During the 1940s, the U.S. Navy added pure oxygen to it's decompression procedures. The air inside American Marine's hyperbaric chamber in Wasilla is regular air, but the chamber is equipped with an oxygen mask so the patient can breathe pure oxygen while in the pressurized chamber. There is a narrow bed for the patient, and room for three more people. One American Marine technician always accompanies the patient, and two more technicians run the controls outside the chamber.
Over the last decade, hyperbaric oxygen (HBO) therapy has been adopted by some doctors to treat a range of conditions, from smoke inhalation to burns to diabetic foot and leg ulcers. Physical therapists have started to use the chambers for sprains, claiming that breathing pure oxygen under pressure helps speed the body's natural healing process.

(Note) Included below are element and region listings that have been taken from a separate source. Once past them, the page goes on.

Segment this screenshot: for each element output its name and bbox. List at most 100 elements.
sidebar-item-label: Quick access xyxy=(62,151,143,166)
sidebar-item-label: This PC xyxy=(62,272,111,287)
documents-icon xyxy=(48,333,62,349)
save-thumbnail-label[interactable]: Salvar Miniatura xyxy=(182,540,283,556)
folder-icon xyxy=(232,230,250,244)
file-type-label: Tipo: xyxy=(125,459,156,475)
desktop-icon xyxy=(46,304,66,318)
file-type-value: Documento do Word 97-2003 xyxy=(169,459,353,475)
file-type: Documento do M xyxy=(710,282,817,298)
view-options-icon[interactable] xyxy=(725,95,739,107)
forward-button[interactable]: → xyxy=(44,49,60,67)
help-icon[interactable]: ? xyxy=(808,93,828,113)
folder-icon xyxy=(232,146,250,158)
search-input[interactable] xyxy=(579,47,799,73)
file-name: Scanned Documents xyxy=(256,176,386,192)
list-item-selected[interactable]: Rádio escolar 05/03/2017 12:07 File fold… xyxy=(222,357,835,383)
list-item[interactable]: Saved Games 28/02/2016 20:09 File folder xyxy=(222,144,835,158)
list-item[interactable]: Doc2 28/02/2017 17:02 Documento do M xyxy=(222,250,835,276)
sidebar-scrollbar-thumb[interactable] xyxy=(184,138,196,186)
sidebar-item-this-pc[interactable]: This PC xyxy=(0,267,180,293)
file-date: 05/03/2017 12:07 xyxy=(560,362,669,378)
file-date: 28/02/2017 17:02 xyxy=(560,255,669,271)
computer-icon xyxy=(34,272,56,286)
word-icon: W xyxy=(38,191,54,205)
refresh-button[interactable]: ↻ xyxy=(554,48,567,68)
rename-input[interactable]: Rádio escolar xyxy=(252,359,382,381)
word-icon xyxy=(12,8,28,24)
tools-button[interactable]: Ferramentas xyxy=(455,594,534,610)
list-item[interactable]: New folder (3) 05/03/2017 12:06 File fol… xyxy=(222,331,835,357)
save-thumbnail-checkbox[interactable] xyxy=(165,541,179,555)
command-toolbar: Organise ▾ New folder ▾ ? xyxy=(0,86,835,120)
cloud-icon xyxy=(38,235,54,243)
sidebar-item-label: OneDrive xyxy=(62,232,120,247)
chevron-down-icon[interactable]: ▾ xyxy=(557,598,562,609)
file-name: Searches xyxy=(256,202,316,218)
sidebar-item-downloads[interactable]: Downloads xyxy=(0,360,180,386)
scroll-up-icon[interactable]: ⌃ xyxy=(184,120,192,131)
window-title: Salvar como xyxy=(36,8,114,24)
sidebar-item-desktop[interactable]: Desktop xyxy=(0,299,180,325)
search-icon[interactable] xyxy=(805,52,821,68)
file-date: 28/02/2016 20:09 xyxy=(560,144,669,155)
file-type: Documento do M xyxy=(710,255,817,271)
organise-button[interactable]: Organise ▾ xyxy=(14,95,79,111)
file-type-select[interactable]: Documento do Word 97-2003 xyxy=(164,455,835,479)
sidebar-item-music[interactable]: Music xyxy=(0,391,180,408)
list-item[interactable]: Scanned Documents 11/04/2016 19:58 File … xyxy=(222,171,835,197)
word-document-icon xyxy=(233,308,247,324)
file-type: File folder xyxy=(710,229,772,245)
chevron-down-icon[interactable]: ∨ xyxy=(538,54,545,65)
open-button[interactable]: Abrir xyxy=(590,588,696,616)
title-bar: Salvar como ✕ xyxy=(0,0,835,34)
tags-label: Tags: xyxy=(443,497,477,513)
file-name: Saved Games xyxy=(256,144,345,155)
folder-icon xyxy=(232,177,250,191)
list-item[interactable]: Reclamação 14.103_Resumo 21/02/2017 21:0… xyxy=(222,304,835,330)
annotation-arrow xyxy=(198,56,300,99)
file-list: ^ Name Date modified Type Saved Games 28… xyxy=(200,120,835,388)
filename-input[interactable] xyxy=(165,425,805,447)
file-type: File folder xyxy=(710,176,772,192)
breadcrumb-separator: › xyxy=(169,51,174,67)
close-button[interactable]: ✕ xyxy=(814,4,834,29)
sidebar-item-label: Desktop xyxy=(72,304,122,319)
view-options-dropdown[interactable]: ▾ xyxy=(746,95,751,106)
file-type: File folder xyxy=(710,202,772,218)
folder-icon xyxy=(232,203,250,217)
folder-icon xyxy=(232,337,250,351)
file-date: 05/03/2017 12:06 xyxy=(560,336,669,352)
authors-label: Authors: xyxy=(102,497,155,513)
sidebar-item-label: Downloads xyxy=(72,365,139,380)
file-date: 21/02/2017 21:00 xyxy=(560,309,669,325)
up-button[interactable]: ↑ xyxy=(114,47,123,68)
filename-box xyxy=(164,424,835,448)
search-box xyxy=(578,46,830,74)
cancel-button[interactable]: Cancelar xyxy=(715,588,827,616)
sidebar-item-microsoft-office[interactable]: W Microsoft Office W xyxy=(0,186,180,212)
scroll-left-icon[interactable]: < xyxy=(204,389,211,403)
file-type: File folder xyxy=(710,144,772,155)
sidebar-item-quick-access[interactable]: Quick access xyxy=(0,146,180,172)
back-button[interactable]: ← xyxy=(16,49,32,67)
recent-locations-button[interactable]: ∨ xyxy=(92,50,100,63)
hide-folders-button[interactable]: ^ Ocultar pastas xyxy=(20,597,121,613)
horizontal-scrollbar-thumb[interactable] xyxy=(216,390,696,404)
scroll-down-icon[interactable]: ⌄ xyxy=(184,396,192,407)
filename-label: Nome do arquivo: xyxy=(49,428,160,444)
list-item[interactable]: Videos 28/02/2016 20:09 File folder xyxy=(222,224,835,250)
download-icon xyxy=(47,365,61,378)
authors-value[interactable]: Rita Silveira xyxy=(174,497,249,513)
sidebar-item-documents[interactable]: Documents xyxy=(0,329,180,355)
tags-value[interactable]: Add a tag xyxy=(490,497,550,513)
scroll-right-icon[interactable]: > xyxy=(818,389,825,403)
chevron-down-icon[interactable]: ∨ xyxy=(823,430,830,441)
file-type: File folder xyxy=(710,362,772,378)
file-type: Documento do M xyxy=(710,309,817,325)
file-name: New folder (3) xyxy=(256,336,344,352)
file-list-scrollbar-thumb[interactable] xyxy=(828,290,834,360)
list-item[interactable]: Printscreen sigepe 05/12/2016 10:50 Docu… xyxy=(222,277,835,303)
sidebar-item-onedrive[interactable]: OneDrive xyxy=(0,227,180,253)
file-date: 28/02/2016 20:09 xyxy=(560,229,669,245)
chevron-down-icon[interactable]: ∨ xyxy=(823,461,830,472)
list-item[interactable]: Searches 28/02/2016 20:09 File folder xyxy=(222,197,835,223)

The chamber in Wasilla is capable of simulating depths of 225 feet, but Thompson said most medical treatments use far less pressure.
"For people that are getting wound care, their treatment depths are much less," he said, "sometimes people get pressurized in airplanes as much as they do with some [of our] treatment protocols."
Thompson said that Medicaid and Medicare approve of the therapy for 14 different diagnoses, and many private insurance companies are recognizing HBO therapy as well. He cautioned, however, that HBO is "not a miracle cure" and that American Marine only works with patients who have a doctor's prescription.
With the medical establishment seemingly a few steps behind, the dive company is in the position of offering a technology that most physicians have yet to adopt.
"There are a select few physicians who are on the cutting edge of this technology," Thompson said, adding that American medical schools only recently started to teach the HBO therapy applications.
This doesn't bother Thompson. He said the company plans to install two more chambers in Wasilla. American Marine also has an agreement with Valley Hospital, that will give the company access to doctors and patients as the technology becomes more popular. Thompson said the 12 jobs his operation provides are just a start.
"In Australia, it's commonly used during follow-up physical therapy for back injuries, and there will be more positions for physical therapists out here once they start using it for that," Thompson said. "It's just a matter of time."